Manifesto: Grand National Legend

Early Years

Manifesto was always destined to become a Grand National legend. Unlike many horses bred for racing at the turn of the century, Manifesto was not run extensively in his youth. Instead of fielding his raw talent, Manifesto’s owner Harry Dyas carefully prepared the horse for the challenging world of hunt racing.

Manifesto ran his first race in 1894 in Manchester aged four. This start to his career proved to be unremarkable as the horse fell.

At The Races

Manifesto came good in his second race in Manchester, taking the title and the winner’s pot of £39. In his fourth race Manifesto achieved the incredible feat of winning the Irish championship steeplechase, earning the horse almost instant legendary status.

Manifesto’s owner continued his policy of racing his championship winning horse with care. Manifesto was only entered into two races in his second year of competitive racing, and continued his good form, winning one of these.

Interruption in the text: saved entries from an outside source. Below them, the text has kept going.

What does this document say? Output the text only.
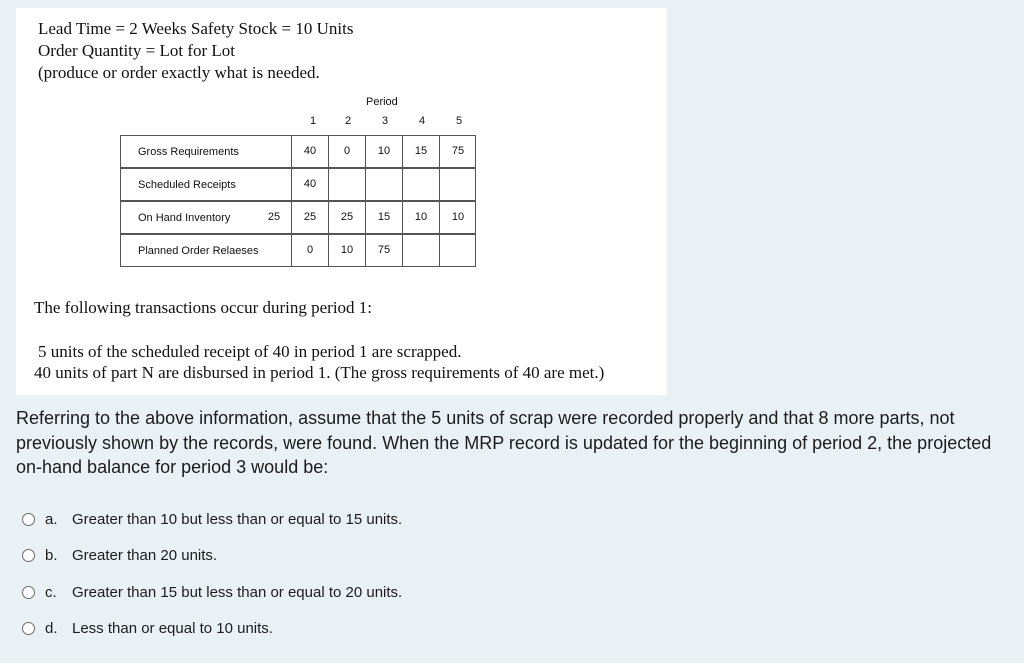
Lead Time = 2 Weeks Safety Stock = 10 Units
Order Quantity = Lot for Lot
(produce or order exactly what is needed.
Period
1	2	3	4	5
Gross Requirements	40	0	10	15	75
Scheduled Receipts	40
On Hand Inventory	25	25	25	15	10	10
Planned Order Relaeses	0	10	75
The following transactions occur during period 1:
5 units of the scheduled receipt of 40 in period 1 are scrapped.
40 units of part N are disbursed in period 1. (The gross requirements of 40 are met.)
Referring to the above information, assume that the 5 units of scrap were recorded properly and that 8 more parts, not previously shown by the records, were found. When the MRP record is updated for the beginning of period 2, the projected on-hand balance for period 3 would be:
a. Greater than 10 but less than or equal to 15 units.
b. Greater than 20 units.
c.	Greater than 15 but less than or equal to 20 units.
d. Less than or equal to 10 units.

Manifesto’s first stab at becoming a Grand National legend came in 1895. His reputation preceded him and he was given a heavy handicap, and competed against a strong field. The horse was unaccustomed to the heavy track at Aintree, and despite jumping well only managed a fourth place finish.

Manifesto’s second attempt at winning the Grand National came in 1896. The horse had started the season well enough, winning the Manchester race, however he was unable to carry this form into the Grand National. Manifesto collided with Red Hill at the first fence and fell, earning an unplaced finish.

It was a case of third time lucky in 1897. With a lighter Handicap, and in overcast conditions Manifesto finally came into his own. Despite the presence of two previous Grand National winners, Manifesto ran the perfect race staying in second for most of the race and pulling into an unassailable lead when his closest competitors were forced out of the race by the tough course.

Manifesto won the Grand National for the second time in 1899. The horse fell at the canal turn fence, and for a moment it seemed all was lost. However, Manifesto stood and powered ahead winning the Grand National for the final time.

Manifesto, Grand National legend, ran in races until the age of 16. By this stage handicappers had the horse’s measure. Loaded with crippling weights, Manifesto battled gamely, but was unable to claim racing’s greatest prize again.